**Header File**

In [23]:
import io
import random
import string # to process standard python strings
import warnings
import numpy as np
from sklearn.feature_extraction.text import TfidfVectorizer
from sklearn.metrics.pairwise import cosine_similarity
import warnings
warnings.filterwarnings('ignore') # Ignoring warning messages

**Importing Natural Language Toolkit (nltk) for text processing**
*   NLTK stands for "Natural Language Toolkit". It is a powerful tool for building computer programs that work with human language.
*   It includes a variety of different resources that can analyze text, like dictionaries and algorithms.
*   It makes it easier for programmers to work with text data by providing interfaces and libraries that can help classify, group, and analyze text.
*    Overall, NLTK is a useful tool for anyone working with language data and interested in programming.

In [24]:
pip install nltk



In [25]:
import nltk
from nltk.stem import WordNetLemmatizer
nltk.download('popular', quiet=True) # for downloading packages
#nltk.download('punkt') # first-time use only
#nltk.download('wordnet') # first-time use only

True

**Open the text file containing the corpus for chatbot training**


In [26]:
f=open('/content/drive/MyDrive/projects/chatbot/chatbot.txt','r',errors = 'ignore')
raw=f.read()
raw = raw.lower()# converts to lowercase

**Tokenisation**

In [27]:
sent_tokens = nltk.sent_tokenize(raw)# converts to list of sentences
word_tokens = nltk.word_tokenize(raw)# converts to list of words

**Preprocessing : Function to lemmatize tokens (converting words to their base form)**
*   Function called LemTokens which will take as input the tokens and return


normalized tokens.

In [28]:
lemmer = nltk.stem.WordNetLemmatizer()
#WordNet is a semantically-oriented dictionary of English included in NLTK.
def LemTokens(tokens):
    return [lemmer.lemmatize(token) for token in tokens]
remove_punct_dict = dict((ord(punct), None) for punct in string.punctuation)
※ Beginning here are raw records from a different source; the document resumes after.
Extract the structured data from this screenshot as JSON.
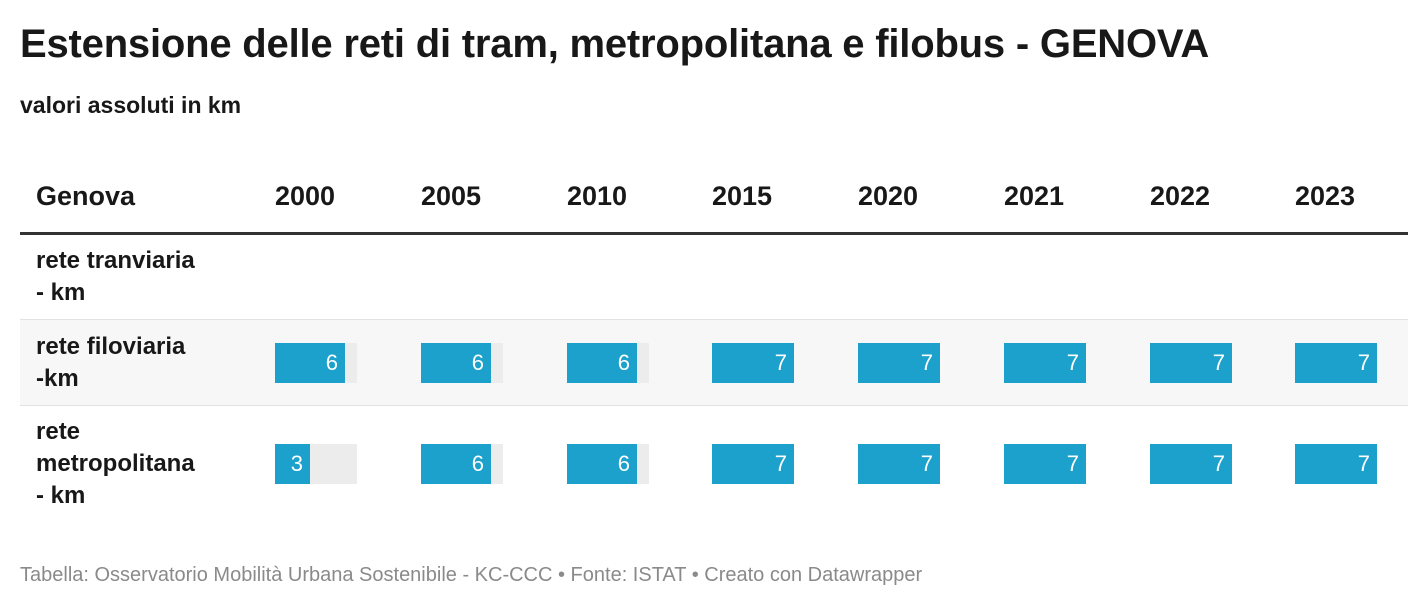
{
  "title": "Estensione delle reti di tram, metropolitana e filobus - GENOVA",
  "subtitle": "valori assoluti in km",
  "source": "Tabella: Osservatorio Mobilità Urbana Sostenibile - KC-CCC • Fonte: ISTAT • Creato con Datawrapper",
  "colors": {
    "bar": "#1ba1cb",
    "track": "#ececec"
  },
  "chart_data": {
    "type": "table",
    "row_header": "Genova",
    "columns": [
      "2000",
      "2005",
      "2010",
      "2015",
      "2020",
      "2021",
      "2022",
      "2023"
    ],
    "bar_max": 7,
    "rows": [
      {
        "label": "rete tranviaria - km",
        "label_lines": [
          "rete tranviaria",
          "- km"
        ],
        "values": [
          null,
          null,
          null,
          null,
          null,
          null,
          null,
          null
        ]
      },
      {
        "label": "rete filoviaria -km",
        "label_lines": [
          "rete filoviaria",
          "-km"
        ],
        "values": [
          6,
          6,
          6,
          7,
          7,
          7,
          7,
          7
        ]
      },
      {
        "label": "rete metropolitana - km",
        "label_lines": [
          "rete",
          "metropolitana",
          "- km"
        ],
        "values": [
          3,
          6,
          6,
          7,
          7,
          7,
          7,
          7
        ]
      }
    ]
  }
}
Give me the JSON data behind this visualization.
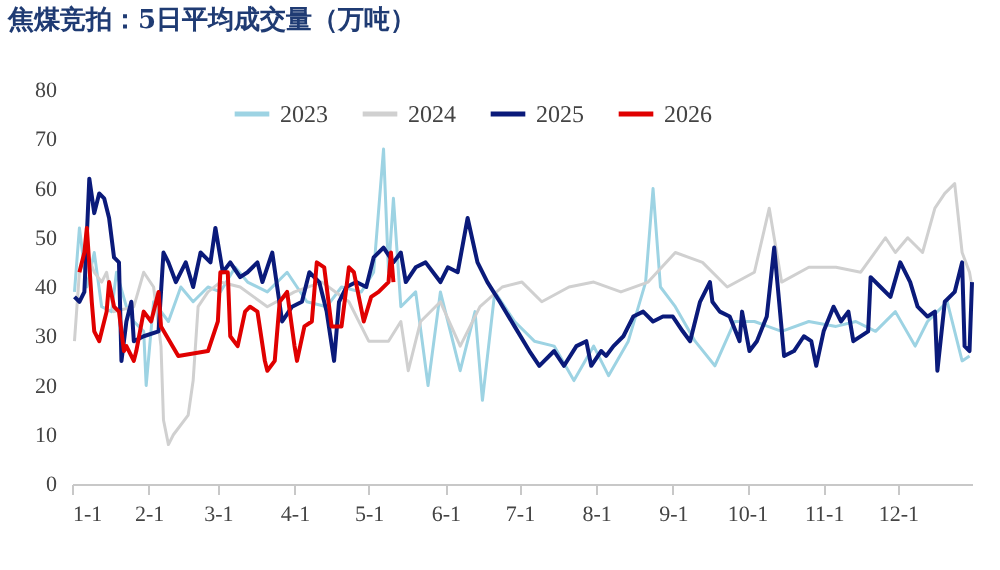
{
  "chart_data": {
    "type": "line",
    "title": "焦煤竞拍：5日平均成交量（万吨）",
    "xlim": [
      "--01-01",
      "--12-31"
    ],
    "xticks": [
      {
        "value": "--01-01",
        "label": "1-1"
      },
      {
        "value": "--02-01",
        "label": "2-1"
      },
      {
        "value": "--03-01",
        "label": "3-1"
      },
      {
        "value": "--04-01",
        "label": "4-1"
      },
      {
        "value": "--05-01",
        "label": "5-1"
      },
      {
        "value": "--06-01",
        "label": "6-1"
      },
      {
        "value": "--07-01",
        "label": "7-1"
      },
      {
        "value": "--08-01",
        "label": "8-1"
      },
      {
        "value": "--09-01",
        "label": "9-1"
      },
      {
        "value": "--10-01",
        "label": "10-1"
      },
      {
        "value": "--11-01",
        "label": "11-1"
      },
      {
        "value": "--12-01",
        "label": "12-1"
      }
    ],
    "ylim": [
      0,
      80
    ],
    "yticks": [
      0,
      10,
      20,
      30,
      40,
      50,
      60,
      70,
      80
    ],
    "grid": false,
    "legend": "top",
    "marker": "none",
    "line_style": "solid",
    "series": [
      {
        "name": "2023",
        "color": "#9dd3e3",
        "x": [
          "--01-02",
          "--01-04",
          "--01-07",
          "--01-10",
          "--01-13",
          "--01-17",
          "--01-19",
          "--01-23",
          "--01-26",
          "--01-30",
          "--01-31",
          "--02-03",
          "--02-09",
          "--02-14",
          "--02-19",
          "--02-25",
          "--03-02",
          "--03-08",
          "--03-13",
          "--03-21",
          "--03-29",
          "--04-06",
          "--04-14",
          "--04-20",
          "--04-28",
          "--05-03",
          "--05-07",
          "--05-09",
          "--05-11",
          "--05-14",
          "--05-20",
          "--05-25",
          "--05-30",
          "--06-07",
          "--06-13",
          "--06-16",
          "--06-21",
          "--06-29",
          "--07-07",
          "--07-15",
          "--07-23",
          "--07-31",
          "--08-06",
          "--08-14",
          "--08-21",
          "--08-24",
          "--08-27",
          "--09-02",
          "--09-10",
          "--09-18",
          "--09-26",
          "--10-04",
          "--10-15",
          "--10-26",
          "--11-06",
          "--11-14",
          "--11-22",
          "--11-30",
          "--12-08",
          "--12-13",
          "--12-21",
          "--12-27",
          "--12-30"
        ],
        "values": [
          39,
          52,
          40,
          47,
          36,
          35,
          43,
          36,
          33,
          31,
          20,
          37,
          33,
          40,
          37,
          40,
          39,
          44,
          41,
          39,
          43,
          37,
          36,
          40,
          39,
          43,
          68,
          43,
          58,
          36,
          39,
          20,
          39,
          23,
          35,
          17,
          39,
          33,
          29,
          28,
          21,
          28,
          22,
          29,
          41,
          60,
          40,
          36,
          29,
          24,
          33,
          33,
          31,
          33,
          32,
          33,
          31,
          35,
          28,
          33,
          37,
          25,
          26
        ]
      },
      {
        "name": "2024",
        "color": "#d0d0d0",
        "x": [
          "--01-02",
          "--01-04",
          "--01-07",
          "--01-10",
          "--01-13",
          "--01-15",
          "--01-18",
          "--01-26",
          "--01-30",
          "--02-03",
          "--02-06",
          "--02-07",
          "--02-09",
          "--02-11",
          "--02-17",
          "--02-19",
          "--02-21",
          "--02-25",
          "--03-02",
          "--03-10",
          "--03-21",
          "--04-01",
          "--04-12",
          "--04-23",
          "--05-01",
          "--05-09",
          "--05-14",
          "--05-17",
          "--05-22",
          "--05-30",
          "--06-07",
          "--06-15",
          "--06-24",
          "--07-02",
          "--07-10",
          "--07-21",
          "--07-31",
          "--08-11",
          "--08-22",
          "--09-02",
          "--09-13",
          "--09-23",
          "--10-04",
          "--10-10",
          "--10-15",
          "--10-26",
          "--11-06",
          "--11-16",
          "--11-26",
          "--11-30",
          "--12-05",
          "--12-11",
          "--12-16",
          "--12-20",
          "--12-24",
          "--12-27",
          "--12-30",
          "--12-31"
        ],
        "values": [
          29,
          43,
          47,
          43,
          41,
          43,
          35,
          36,
          43,
          40,
          28,
          13,
          8,
          10,
          14,
          21,
          36,
          39,
          41,
          40,
          36,
          39,
          41,
          37,
          29,
          29,
          33,
          23,
          33,
          37,
          28,
          36,
          40,
          41,
          37,
          40,
          41,
          39,
          41,
          47,
          45,
          40,
          43,
          56,
          41,
          44,
          44,
          43,
          50,
          47,
          50,
          47,
          56,
          59,
          61,
          47,
          43,
          40
        ]
      },
      {
        "name": "2025",
        "color": "#0a1a7a",
        "x": [
          "--01-02",
          "--01-04",
          "--01-06",
          "--01-08",
          "--01-10",
          "--01-12",
          "--01-14",
          "--01-16",
          "--01-18",
          "--01-20",
          "--01-21",
          "--01-23",
          "--01-25",
          "--01-26",
          "--01-30",
          "--02-05",
          "--02-07",
          "--02-09",
          "--02-12",
          "--02-16",
          "--02-19",
          "--02-22",
          "--02-26",
          "--02-28",
          "--03-03",
          "--03-06",
          "--03-10",
          "--03-13",
          "--03-17",
          "--03-19",
          "--03-23",
          "--03-27",
          "--03-31",
          "--04-04",
          "--04-07",
          "--04-11",
          "--04-14",
          "--04-17",
          "--04-19",
          "--04-22",
          "--04-26",
          "--04-30",
          "--05-03",
          "--05-07",
          "--05-11",
          "--05-14",
          "--05-16",
          "--05-20",
          "--05-24",
          "--05-30",
          "--06-02",
          "--06-06",
          "--06-10",
          "--06-14",
          "--06-18",
          "--06-23",
          "--06-29",
          "--07-05",
          "--07-09",
          "--07-15",
          "--07-19",
          "--07-24",
          "--07-28",
          "--07-30",
          "--08-03",
          "--08-05",
          "--08-08",
          "--08-12",
          "--08-16",
          "--08-20",
          "--08-24",
          "--08-28",
          "--09-01",
          "--09-05",
          "--09-08",
          "--09-12",
          "--09-16",
          "--09-17",
          "--09-20",
          "--09-24",
          "--09-28",
          "--09-29",
          "--10-02",
          "--10-05",
          "--10-09",
          "--10-12",
          "--10-16",
          "--10-20",
          "--10-24",
          "--10-27",
          "--10-29",
          "--11-01",
          "--11-05",
          "--11-08",
          "--11-11",
          "--11-13",
          "--11-19",
          "--11-20",
          "--11-24",
          "--11-28",
          "--12-02",
          "--12-06",
          "--12-09",
          "--12-13",
          "--12-16",
          "--12-17",
          "--12-20",
          "--12-24",
          "--12-27",
          "--12-28",
          "--12-30",
          "--12-31"
        ],
        "values": [
          38,
          37,
          39,
          62,
          55,
          59,
          58,
          54,
          46,
          45,
          25,
          33,
          37,
          29,
          30,
          31,
          47,
          45,
          41,
          45,
          40,
          47,
          45,
          52,
          43,
          45,
          42,
          43,
          45,
          41,
          47,
          33,
          36,
          37,
          43,
          41,
          35,
          25,
          37,
          40,
          41,
          40,
          46,
          48,
          45,
          47,
          41,
          44,
          45,
          41,
          44,
          43,
          54,
          45,
          41,
          37,
          32,
          27,
          24,
          27,
          24,
          28,
          29,
          24,
          27,
          26,
          28,
          30,
          34,
          35,
          33,
          34,
          34,
          31,
          29,
          37,
          41,
          37,
          35,
          34,
          29,
          35,
          27,
          29,
          34,
          48,
          26,
          27,
          30,
          29,
          24,
          31,
          36,
          33,
          35,
          29,
          31,
          42,
          40,
          38,
          45,
          41,
          36,
          34,
          35,
          23,
          37,
          39,
          45,
          28,
          27,
          41
        ]
      },
      {
        "name": "2026",
        "color": "#e00000",
        "x": [
          "--01-04",
          "--01-06",
          "--01-07",
          "--01-09",
          "--01-10",
          "--01-12",
          "--01-15",
          "--01-16",
          "--01-18",
          "--01-20",
          "--01-22",
          "--01-23",
          "--01-26",
          "--01-27",
          "--01-30",
          "--02-02",
          "--02-05",
          "--02-06",
          "--02-13",
          "--02-25",
          "--03-01",
          "--03-02",
          "--03-05",
          "--03-06",
          "--03-09",
          "--03-12",
          "--03-14",
          "--03-17",
          "--03-20",
          "--03-21",
          "--03-24",
          "--03-26",
          "--03-29",
          "--04-01",
          "--04-02",
          "--04-05",
          "--04-08",
          "--04-10",
          "--04-13",
          "--04-16",
          "--04-20",
          "--04-23",
          "--04-25",
          "--04-29",
          "--05-02",
          "--05-05",
          "--05-09",
          "--05-10",
          "--05-11"
        ],
        "values": [
          43,
          47,
          52,
          37,
          31,
          29,
          35,
          41,
          36,
          35,
          27,
          28,
          25,
          27,
          35,
          33,
          39,
          32,
          26,
          27,
          33,
          43,
          43,
          30,
          28,
          35,
          36,
          35,
          25,
          23,
          25,
          37,
          39,
          28,
          25,
          32,
          33,
          45,
          44,
          32,
          32,
          44,
          43,
          33,
          38,
          39,
          41,
          47,
          41
        ]
      }
    ]
  }
}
**Function to normalize the text (lemmatize and remove punctuation)**


In [29]:
def LemNormalize(text):
    return LemTokens(nltk.word_tokenize(text.lower().translate(remove_punct_dict)))
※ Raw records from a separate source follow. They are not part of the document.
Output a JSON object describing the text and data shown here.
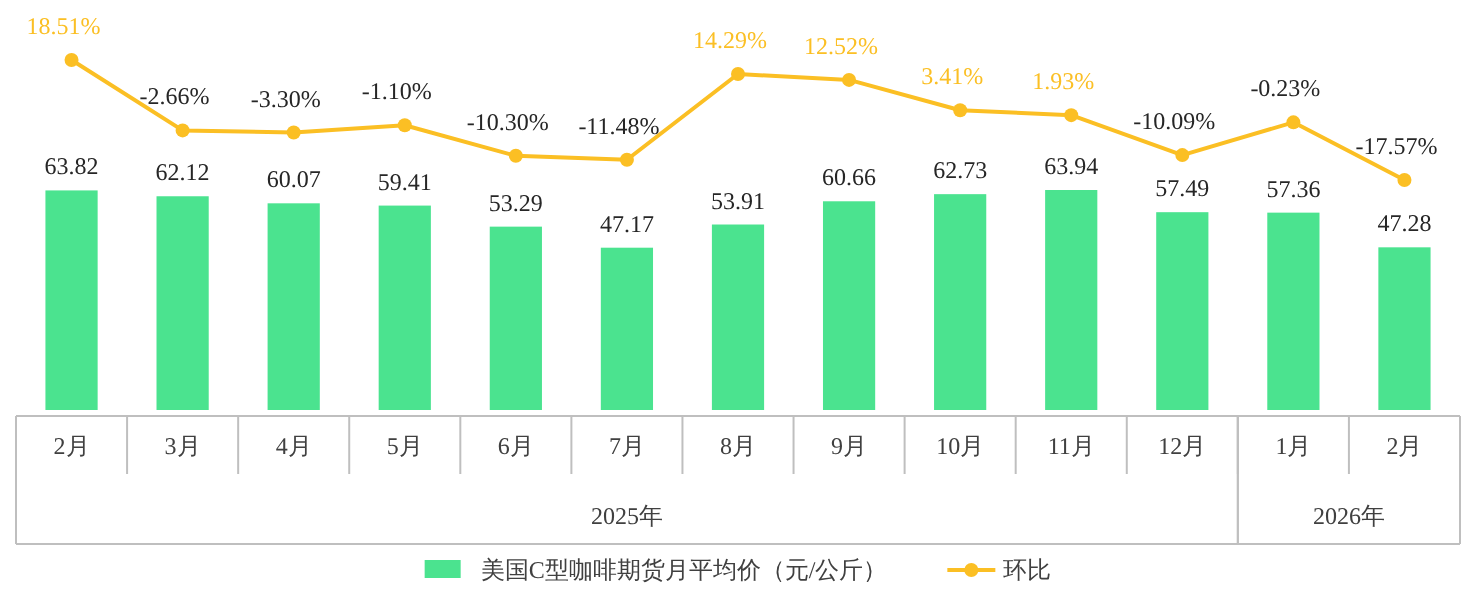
{
  "chart_data": [
    {
      "type": "line",
      "categories": [
        null,
        null,
        null,
        null,
        null,
        null,
        null,
        null,
        null,
        null,
        null,
        null,
        null
      ],
      "series": [
        {
          "name": "环比",
          "color": "#fbbf24",
          "marker": "circle",
          "values": [
            18.51,
            -2.66,
            -3.3,
            -1.1,
            -10.3,
            -11.48,
            14.29,
            12.52,
            3.41,
            1.93,
            -10.09,
            -0.23,
            -17.57
          ],
          "value_labels": [
            "18.51%",
            "-2.66%",
            "-3.30%",
            "-1.10%",
            "-10.30%",
            "-11.48%",
            "14.29%",
            "12.52%",
            "3.41%",
            "1.93%",
            "-10.09%",
            "-0.23%",
            "-17.57%"
          ]
        }
      ],
      "legend": "bottom"
    },
    {
      "type": "bar",
      "categories": [
        "2月",
        "3月",
        "4月",
        "5月",
        "6月",
        "7月",
        "8月",
        "9月",
        "10月",
        "11月",
        "12月",
        "1月",
        "2月"
      ],
      "series": [
        {
          "name": "美国C型咖啡期货月平均价（元/公斤）",
          "color": "#4be38f",
          "values": [
            63.82,
            62.12,
            60.07,
            59.41,
            53.29,
            47.17,
            53.91,
            60.66,
            62.73,
            63.94,
            57.49,
            57.36,
            47.28
          ]
        }
      ],
      "data_labels": true,
      "annotations": [
        "2025年",
        "2026年"
      ],
      "legend": "bottom"
    }
  ]
}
**Greeting inputs and responses for the chatbot**


In [30]:
GREETING_INPUTS = ("hello", "hi", "greetings", "sup", "what's up","hey",)
GREETING_RESPONSES = ["hi", "hey", "*nods*", "hi there", "hello", "I am glad! You are talking to me"]
def greeting(sentence): ## Function to respond to a greeting

    for word in sentence.split():
        if word.lower() in GREETING_INPUTS:
            return random.choice(GREETING_RESPONSES)
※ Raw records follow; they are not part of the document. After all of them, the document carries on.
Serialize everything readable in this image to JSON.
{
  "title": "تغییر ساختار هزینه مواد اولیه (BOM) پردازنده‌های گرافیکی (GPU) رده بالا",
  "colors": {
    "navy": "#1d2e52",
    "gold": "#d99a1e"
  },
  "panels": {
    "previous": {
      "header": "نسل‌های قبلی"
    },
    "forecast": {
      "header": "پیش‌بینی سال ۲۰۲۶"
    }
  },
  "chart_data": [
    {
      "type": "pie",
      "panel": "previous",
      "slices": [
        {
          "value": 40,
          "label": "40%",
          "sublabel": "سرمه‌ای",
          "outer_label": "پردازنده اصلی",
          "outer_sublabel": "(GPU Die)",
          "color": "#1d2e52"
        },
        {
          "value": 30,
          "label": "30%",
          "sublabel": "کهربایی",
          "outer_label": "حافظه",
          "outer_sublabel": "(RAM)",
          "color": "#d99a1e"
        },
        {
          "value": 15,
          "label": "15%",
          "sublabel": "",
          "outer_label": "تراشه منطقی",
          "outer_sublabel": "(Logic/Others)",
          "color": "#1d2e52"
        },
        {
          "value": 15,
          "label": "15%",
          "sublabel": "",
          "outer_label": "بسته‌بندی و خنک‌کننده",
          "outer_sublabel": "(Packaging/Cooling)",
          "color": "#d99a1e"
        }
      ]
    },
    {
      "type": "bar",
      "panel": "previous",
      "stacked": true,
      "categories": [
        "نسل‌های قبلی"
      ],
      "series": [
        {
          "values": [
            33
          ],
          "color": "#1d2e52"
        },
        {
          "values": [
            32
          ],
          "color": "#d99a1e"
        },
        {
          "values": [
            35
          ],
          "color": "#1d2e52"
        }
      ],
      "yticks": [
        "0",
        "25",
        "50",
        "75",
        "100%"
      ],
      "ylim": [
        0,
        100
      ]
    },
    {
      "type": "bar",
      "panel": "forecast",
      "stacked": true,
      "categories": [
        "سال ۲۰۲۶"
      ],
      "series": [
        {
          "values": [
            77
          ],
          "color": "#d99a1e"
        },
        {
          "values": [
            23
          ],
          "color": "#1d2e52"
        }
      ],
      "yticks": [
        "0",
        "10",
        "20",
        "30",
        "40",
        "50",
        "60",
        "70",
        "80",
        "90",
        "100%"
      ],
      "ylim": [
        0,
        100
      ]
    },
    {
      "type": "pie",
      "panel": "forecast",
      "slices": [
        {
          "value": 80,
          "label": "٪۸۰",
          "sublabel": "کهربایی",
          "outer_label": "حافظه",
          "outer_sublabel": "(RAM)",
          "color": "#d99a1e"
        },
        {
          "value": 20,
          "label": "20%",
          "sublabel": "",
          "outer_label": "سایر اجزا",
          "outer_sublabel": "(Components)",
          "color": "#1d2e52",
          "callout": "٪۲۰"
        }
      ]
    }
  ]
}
**Function to generate a response from the chatbot**


*   After text is preprocessed, it needs to be turned into numbers. The **bag-of-words method represents** text with a vocabulary of known words and measures the presence of those words, with **no regard for word order**.
*   This method assumes that documents with similar content are also similar in meaning.
*   One issue with this method is that **frequent words can be weighed too heavily**and unfavorable to longer documents. The **TF-IDF method rescales word frequency** according to how often they appear across all documents.
*   **Cosine similarity** is a measure of **how similar two documents** are based on their word frequency. It is used in generating a response from a bot by **searching the user's input for known keywords** and returning a possible response or an "I don't understand" message.


In [31]:
def response(user_response):
    alexa_response=''
    sent_tokens.append(user_response)
    TfidfVec = TfidfVectorizer(tokenizer=LemNormalize, stop_words='english')
    tfidf = TfidfVec.fit_transform(sent_tokens)
    vals = cosine_similarity(tfidf[-1], tfidf)
    idx=vals.argsort()[0][-2]
    flat = vals.flatten()
    flat.sort()
    req_tfidf = flat[-2]
    if(req_tfidf==0):
        alexa_response=alexa_response+"I am sorry! I don't understand you"
        return alexa_response
    else:
        alexa_response = alexa_response+sent_tokens[idx]
        return alexa_response

**Main loop of the chatbot**


In [None]:
flag=True
print("Alexa: My name is Alexa. I will answer your queries about Chatbots. If you want to exit, type Bye!")
while(flag==True):
    user_response = input()
    user_response=user_response.lower()
    if(user_response!='bye'):
        if(user_response=='thanks' or user_response=='thank you' ):
            flag=False
            print("Alexa: You are welcome..")
        else:
            if(greeting(user_response)!=None):
                print("Alexa: "+greeting(user_response))
            else:
                print("Alexa: ",end="")
                print(response(user_response))
                sent_tokens.remove(user_response)
    else:
        flag=False
        print("Alexa: Bye! take care..")

Alexa: My name is Alexa. I will answer your queries about Chatbots. If you want to exit, type Bye!